The idea of the multithreading support in Triceps is to make writing the multithreaded model easier. To make writing the good code easy and writing the bad code hard. But of course you don't have to use it, you can always make your own if you wish (just as you could before now).
Without the further ado, the diagram of a multithreaded Triceps application:
Fig. 1. Triceps application. |
The Triceps application is embodied in the class App. It's possible to have multiple Apps in one program.
Each thread has multiple parts to it. First, of course, there is the OS-level (or, technically, library-level, or Perl-level) thread where the code executes. And then there is a class that represents this thread and its place in the App. To reduce the naming conflict, this class is creatively named Triead (pronounced still "thread"). In the discussion I use the word "thread" for both concepts, the OS-level thread and the Triead, and it's usually clear from the context which one I mean. But sometimes it's particularly important to make the distinction, and then I name one or the other explicitly.
The class Triead itself is largely opaque, allowing only a few methods for introspection. But there is a control interface to it, called TrieadOwner. The Triead is visible from the outside, the TrieadOwner object is visible only in the OS thread that owns the Triead. The TrieadOwner manages the thread state and acts as the intermediary in the thread's communications with the App.
The data is passed between the threads through the Nexuses. A Nexus is unidirectional, with data going only one way, however it may have multiple writers and multiple readers. All the readers see the exact same data, with rowops going in the exact same order (well, there will be other policies in the future as well, but for now there is only one policy).
A Nexus passes through the data for multiple labels, very much like an FnReturn does (and indeed there is a special connection between them). A Nexus also allows to export the row types and table types from one thread to another.
A Nexus gets connected to the Trieads to though the Facets. A Facet is a connection point between the Nexus and the Triead. Each Facet is for either reading or writing. And there may be only one Facet between a given Nexus and a given Triead, you can't make multiple connections between them. As a consequence, a thread can't both write and read to the same Nexus, it can do only one thing. This might actually be an overly restrictive limitation and might change in the future but that's how things work now.
Each Nexus also has a direction: either direct ("downwards") or reverse ("upwards"). And yes, the reverse Nexuses allow to build the models with loops. However the loops consisting of only the direct Nexuses are not allowed, nor of only reverse Nexuses. They would mess up the flow control. The proper loops must contain a mix of direct and reverse Nexuses.
The direct Nexuses have a limited queue size and stop the writers when the queue fills up, until the data gets consumed, thus providing the flow control.
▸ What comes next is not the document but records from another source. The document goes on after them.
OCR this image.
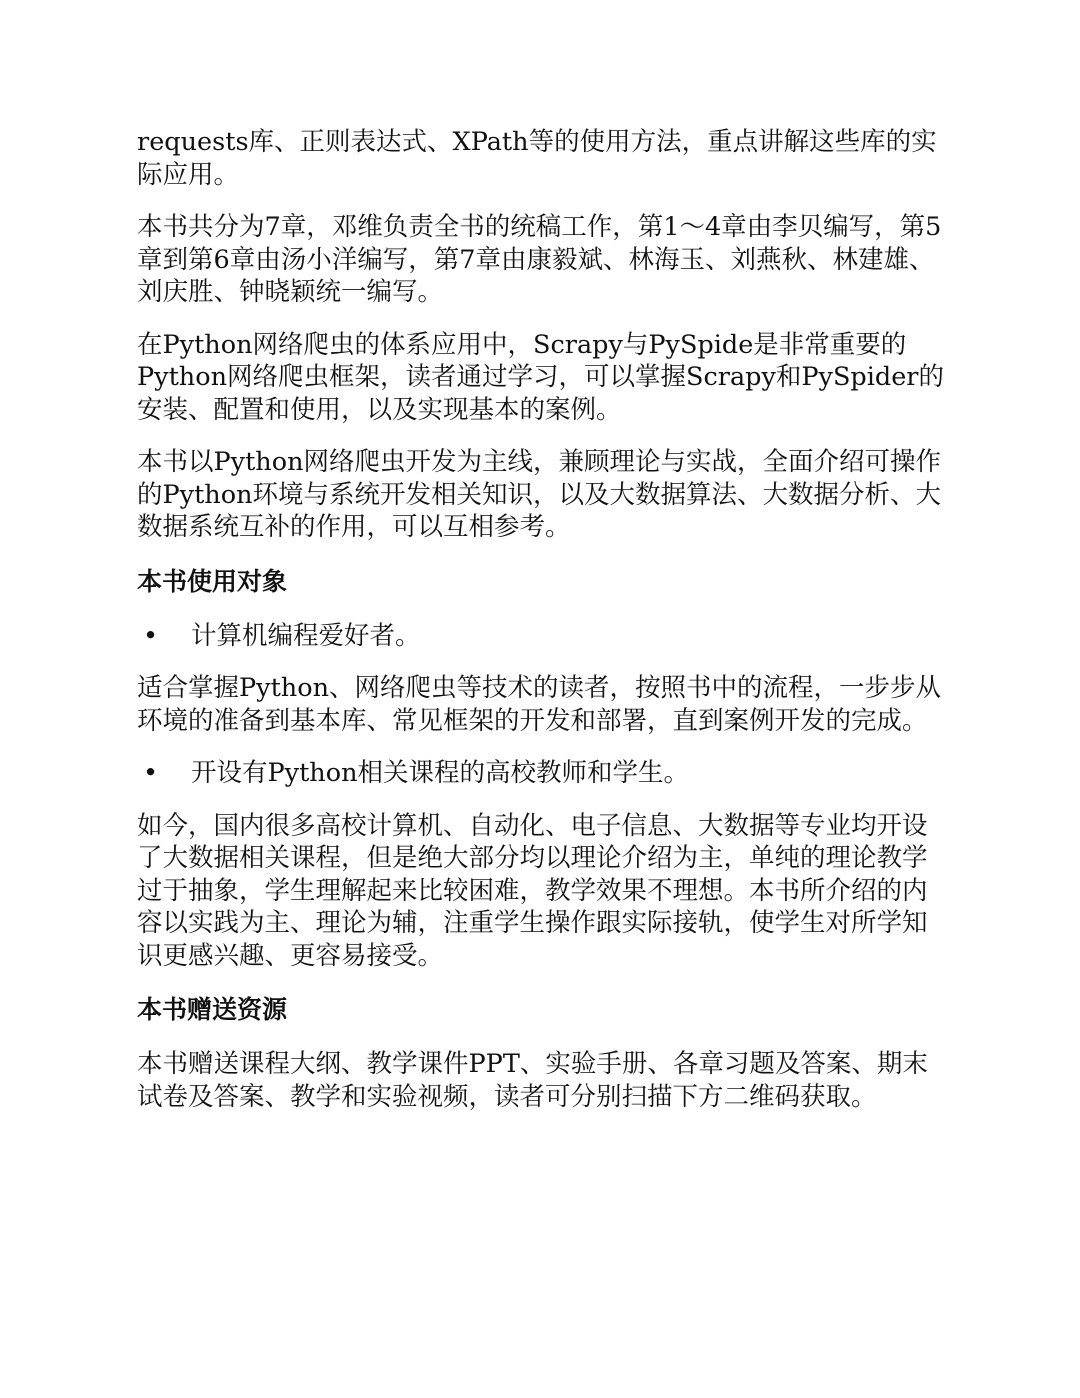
requests库、正则表达式、XPath等的使用方法，重点讲解这些库的实际应用。

本书共分为7章，邓维负责全书的统稿工作，第1～4章由李贝编写，第5章到第6章由汤小洋编写，第7章由康毅斌、林海玉、刘燕秋、林建雄、刘庆胜、钟晓颖统一编写。

在Python网络爬虫的体系应用中，Scrapy与PySpide是非常重要的Python网络爬虫框架，读者通过学习，可以掌握Scrapy和PySpider的安装、配置和使用，以及实现基本的案例。

本书以Python网络爬虫开发为主线，兼顾理论与实战，全面介绍可操作的Python环境与系统开发相关知识，以及大数据算法、大数据分析、大数据系统互补的作用，可以互相参考。

本书使用对象
• 计算机编程爱好者。

适合掌握Python、网络爬虫等技术的读者，按照书中的流程，一步步从环境的准备到基本库、常见框架的开发和部署，直到案例开发的完成。

• 开设有Python相关课程的高校教师和学生。

如今，国内很多高校计算机、自动化、电子信息、大数据等专业均开设了大数据相关课程，但是绝大部分均以理论介绍为主，单纯的理论教学过于抽象，学生理解起来比较困难，教学效果不理想。本书所介绍的内容以实践为主、理论为辅，注重学生操作跟实际接轨，使学生对所学知识更感兴趣、更容易接受。

本书赠送资源

本书赠送课程大纲、教学课件PPT、实验手册、各章习题及答案、期末试卷及答案、教学和实验视频，读者可分别扫描下方二维码获取。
The reverse Nexuses have an unlimited queue size, which allows to avoid the circular deadlocks.
Normally an App is built once and keeps running in this configuration until it stops. But there is a strong need to have the threads dynamically added and deleted too. For example, if the App running as a server and clients connect to it, each client needs to have its thread(s) added on connection and then deleted when the client disconnects. This is handled through the concept of fragments. There is no Fragment class but when you create a Triead, you can specify a fragment name for it. Then it becomes possible to shut down and dispose the threads in a fragment after the fragment's work is done.